On p. 7 of this paper (https://arxiv.org/abs/2112.04958) it is claimed that: "For any two states $|φ\rangle$ and $|ψ\rangle$ with the same dimensions, the fidelity $F(|φ\rangle, |ψ\rangle)$ can be measured as the output of an ancillary qubit $|a_{anc}\rangle$ after the following operation:
$H_{anc} ⊗ I (cSWAP) H_{anc} ⊗ I |0_{anc}\rangle ⊗ |φ\rangle ⊗ |ψ\rangle$"
Where the fidelity is related to the inner product by $F(|φ\rangle, |ψ\rangle) = |\langle φ|ψ\rangle|^2$, $H_{anc}$ is the Hadamard gate acting on the ancillary state $|0_{anc}\rangle$ and $cSWAP$ swaps the $|φ\rangle$ and $|ψ\rangle$ qubits and is controlled by the ancillary state $|0_{anc}\rangle$.

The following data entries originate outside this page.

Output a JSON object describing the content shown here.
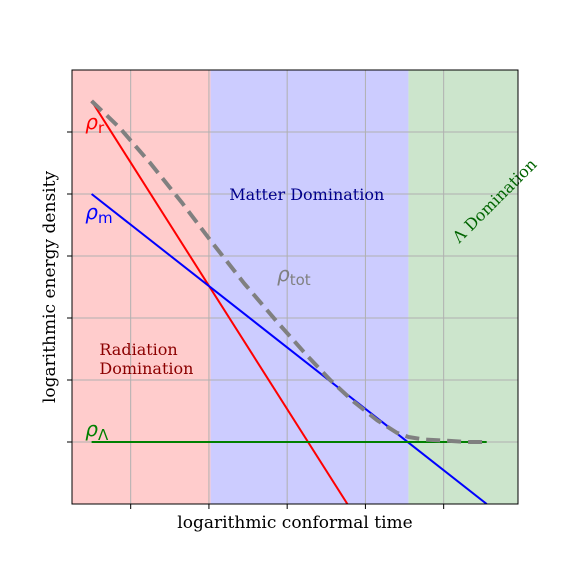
{
  "chart_data": {
    "type": "line",
    "xlabel": "logarithmic conformal time",
    "ylabel": "logarithmic energy density",
    "xlim": [
      0,
      5.7
    ],
    "ylim": [
      0,
      7
    ],
    "grid": true,
    "x_ticks": [
      0.75,
      1.75,
      2.75,
      3.75,
      4.75
    ],
    "y_ticks": [
      1,
      2,
      3,
      4,
      5,
      6
    ],
    "regions": [
      {
        "name": "radiation",
        "x_start": 0,
        "x_end": 1.77,
        "color": "#ffcccc",
        "label_lines": [
          "Radiation",
          "Domination"
        ],
        "label_color": "#8b0000",
        "label_x": 0.35,
        "label_y": 2.4
      },
      {
        "name": "matter",
        "x_start": 1.77,
        "x_end": 4.3,
        "color": "#ccccff",
        "label_lines": [
          "Matter Domination"
        ],
        "label_color": "#00008b",
        "label_x": 3.0,
        "label_y": 4.9
      },
      {
        "name": "lambda",
        "x_start": 4.3,
        "x_end": 5.7,
        "color": "#cce5cc",
        "label_lines": [
          "Λ Domination"
        ],
        "label_color": "#006400",
        "label_x": 4.95,
        "label_y": 4.2,
        "rotate": -45
      }
    ],
    "series": [
      {
        "key": "rho_r",
        "sym": "ρ",
        "sub": "r",
        "color": "#ff0000",
        "dash": false,
        "width": 2,
        "x": [
          0.25,
          3.52
        ],
        "y": [
          6.5,
          0.0
        ],
        "label_x": 0.17,
        "label_y": 6.05
      },
      {
        "key": "rho_m",
        "sym": "ρ",
        "sub": "m",
        "color": "#0000ff",
        "dash": false,
        "width": 2,
        "x": [
          0.25,
          5.3
        ],
        "y": [
          5.0,
          0.0
        ],
        "label_x": 0.17,
        "label_y": 4.6
      },
      {
        "key": "rho_lambda",
        "sym": "ρ",
        "sub": "Λ",
        "color": "#008000",
        "dash": false,
        "width": 2,
        "x": [
          0.25,
          5.3
        ],
        "y": [
          1.0,
          1.0
        ],
        "label_x": 0.17,
        "label_y": 1.1
      },
      {
        "key": "rho_tot",
        "sym": "ρ",
        "sub": "tot",
        "color": "#808080",
        "dash": true,
        "width": 4,
        "x": [
          0.25,
          0.6,
          1.0,
          1.4,
          1.77,
          2.2,
          2.6,
          3.0,
          3.3,
          3.6,
          3.9,
          4.15,
          4.3,
          4.5,
          4.8,
          5.05,
          5.3
        ],
        "y": [
          6.5,
          6.08,
          5.5,
          4.87,
          4.25,
          3.56,
          2.97,
          2.4,
          2.0,
          1.65,
          1.35,
          1.15,
          1.08,
          1.04,
          1.02,
          1.0,
          1.0
        ],
        "label_x": 2.62,
        "label_y": 3.6
      }
    ]
  }
}
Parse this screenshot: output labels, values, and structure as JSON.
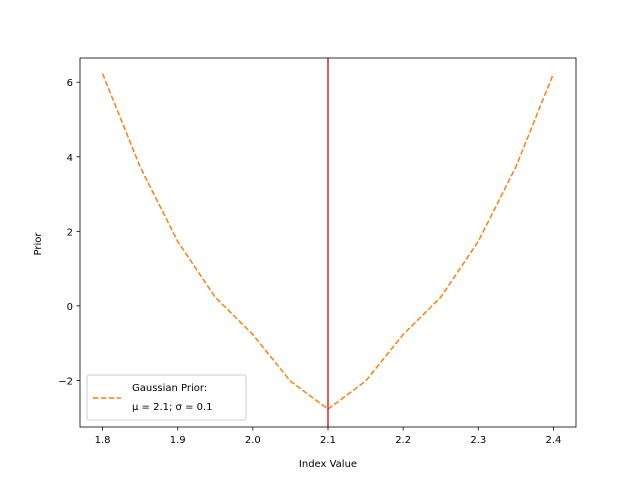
{
  "chart_data": {
    "type": "line",
    "title": "",
    "xlabel": "Index Value",
    "ylabel": "Prior",
    "xlim": [
      1.77,
      2.43
    ],
    "ylim": [
      -3.25,
      6.65
    ],
    "xticks": [
      1.8,
      1.9,
      2.0,
      2.1,
      2.2,
      2.3,
      2.4
    ],
    "xtick_labels": [
      "1.8",
      "1.9",
      "2.0",
      "2.1",
      "2.2",
      "2.3",
      "2.4"
    ],
    "yticks": [
      -2,
      0,
      2,
      4,
      6
    ],
    "ytick_labels": [
      "−2",
      "0",
      "2",
      "4",
      "6"
    ],
    "grid": false,
    "legend_position": "lower-left",
    "series": [
      {
        "name": "Gaussian Prior: μ = 2.1; σ = 0.1",
        "name_lines": [
          "Gaussian Prior:",
          "μ = 2.1; σ = 0.1"
        ],
        "color": "#ff7f0e",
        "style": "dashed",
        "x": [
          1.8,
          1.85,
          1.9,
          1.95,
          2.0,
          2.05,
          2.1,
          2.15,
          2.2,
          2.25,
          2.3,
          2.35,
          2.4
        ],
        "y": [
          6.23,
          3.73,
          1.73,
          0.23,
          -0.77,
          -2.02,
          -2.77,
          -2.02,
          -0.77,
          0.23,
          1.73,
          3.73,
          6.23
        ]
      }
    ],
    "vlines": [
      {
        "x": 2.1,
        "color": "#d62728"
      }
    ]
  }
}
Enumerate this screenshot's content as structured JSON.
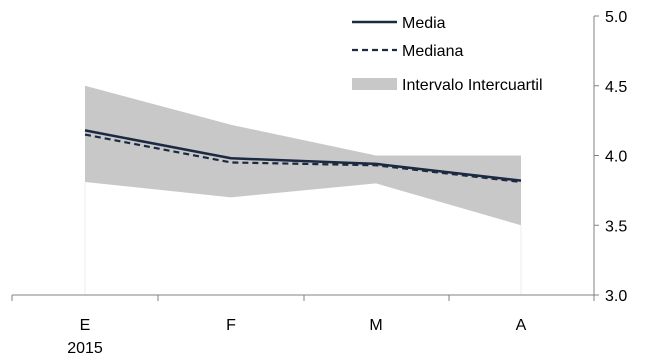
{
  "chart_data": {
    "type": "line",
    "categories": [
      "E",
      "F",
      "M",
      "A"
    ],
    "category_sublabels": [
      "2015",
      "",
      "",
      ""
    ],
    "ylim": [
      3.0,
      5.0
    ],
    "yticks": [
      "3.0",
      "3.5",
      "4.0",
      "4.5",
      "5.0"
    ],
    "ytick_values": [
      3.0,
      3.5,
      4.0,
      4.5,
      5.0
    ],
    "y_axis_side": "right",
    "grid": false,
    "legend_position": "top-right",
    "series": [
      {
        "name": "Media",
        "values": [
          4.18,
          3.98,
          3.94,
          3.82
        ],
        "style": "solid",
        "color": "#1b2a41"
      },
      {
        "name": "Mediana",
        "values": [
          4.15,
          3.95,
          3.93,
          3.81
        ],
        "style": "dashed",
        "color": "#1b2a41"
      }
    ],
    "band": {
      "name": "Intervalo Intercuartil",
      "lower": [
        3.81,
        3.7,
        3.8,
        3.5
      ],
      "upper": [
        4.5,
        4.22,
        4.0,
        4.0
      ],
      "color": "#c8c8c8"
    }
  }
}
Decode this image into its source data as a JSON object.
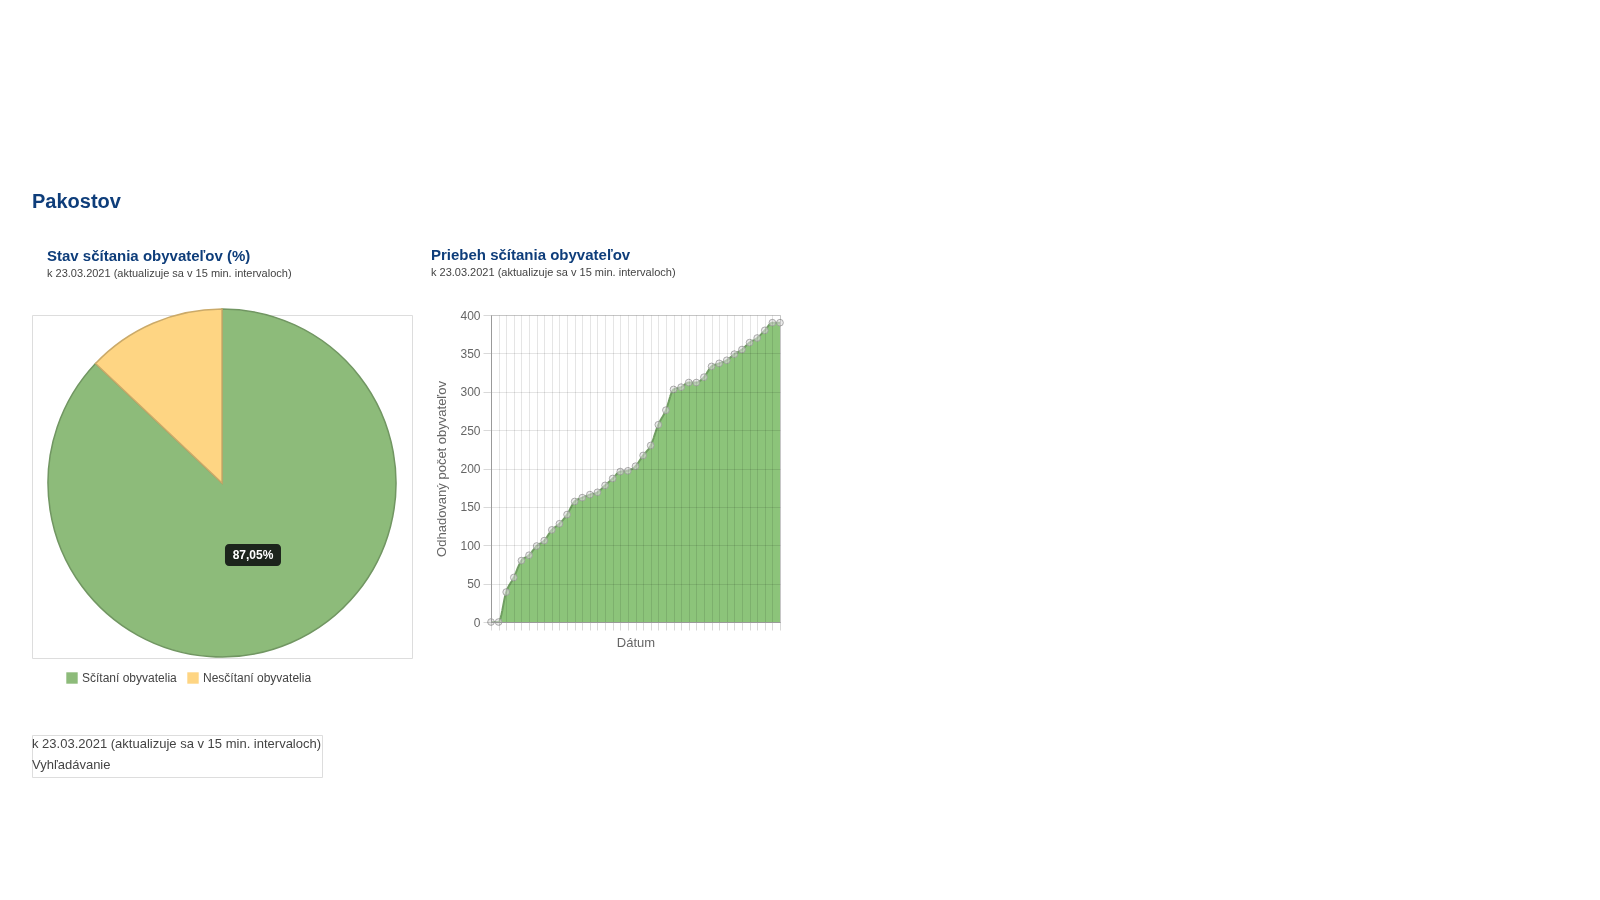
{
  "chart_data": [
    {
      "type": "other",
      "title": "Pakostov"
    },
    {
      "type": "pie",
      "title": "Stav sčítania obyvateľov (%)",
      "subtitle": "k 23.03.2021 (aktualizuje sa v 15 min. intervaloch)",
      "categories": [
        "Sčítaní obyvatelia",
        "Nesčítaní obyvatelia"
      ],
      "values": [
        87.05,
        12.95
      ],
      "colors": [
        "#8dbb7a",
        "#fed583"
      ],
      "value_labels": [
        "87,05%",
        null
      ],
      "legend": "bottom"
    },
    {
      "type": "area",
      "title": "Priebeh sčítania obyvateľov",
      "subtitle": "k 23.03.2021 (aktualizuje sa v 15 min. intervaloch)",
      "xlabel": "Dátum",
      "ylabel": "Odhadovaný počet obyvateľov",
      "categories": [
        null,
        null,
        null,
        null,
        null,
        null,
        null,
        null,
        null,
        null,
        null,
        null,
        null,
        null,
        null,
        null,
        null,
        null,
        null,
        null,
        null,
        null,
        null,
        null,
        null,
        null,
        null,
        null,
        null,
        null,
        null,
        null,
        null,
        null,
        null,
        null,
        null,
        null,
        null
      ],
      "series": [
        {
          "color": "#8cc47a",
          "values": [
            0,
            0,
            39,
            58,
            80,
            87,
            99,
            106,
            120,
            128,
            140,
            157,
            162,
            166,
            169,
            178,
            187,
            196,
            197,
            203,
            217,
            230,
            257,
            276,
            303,
            306,
            312,
            312,
            319,
            333,
            337,
            341,
            349,
            355,
            364,
            370,
            380,
            390,
            390
          ]
        }
      ],
      "ylim": [
        0,
        400
      ],
      "yticks": [
        0,
        50,
        100,
        150,
        200,
        250,
        300,
        350,
        400
      ],
      "grid": true,
      "marker": "circle",
      "tick_labels": "y"
    },
    {
      "type": "other",
      "annotations": [
        "k 23.03.2021 (aktualizuje sa v 15 min. intervaloch)",
        "Vyhľadávanie"
      ]
    }
  ]
}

How can it be proved that this expression of three operators computes the fidelity of $|φ\rangle$ and $|ψ\rangle$? I am trying to represent the operation in terms of $8$x$8$ matrices but I am confused by the placement of the convolution operations: it seems as if $H_{anc}$ acts on $|0_{anc}\rangle$, $I (cSWAP) H_{anc}$ acts on $|φ\rangle$, and $I$ acts on $|ψ\rangle$. But this could not possibly be the case as $|φ\rangle$ and $|ψ\rangle$ should be swapped? Am I misinterpreting how the convoluted operators act on the composite space state?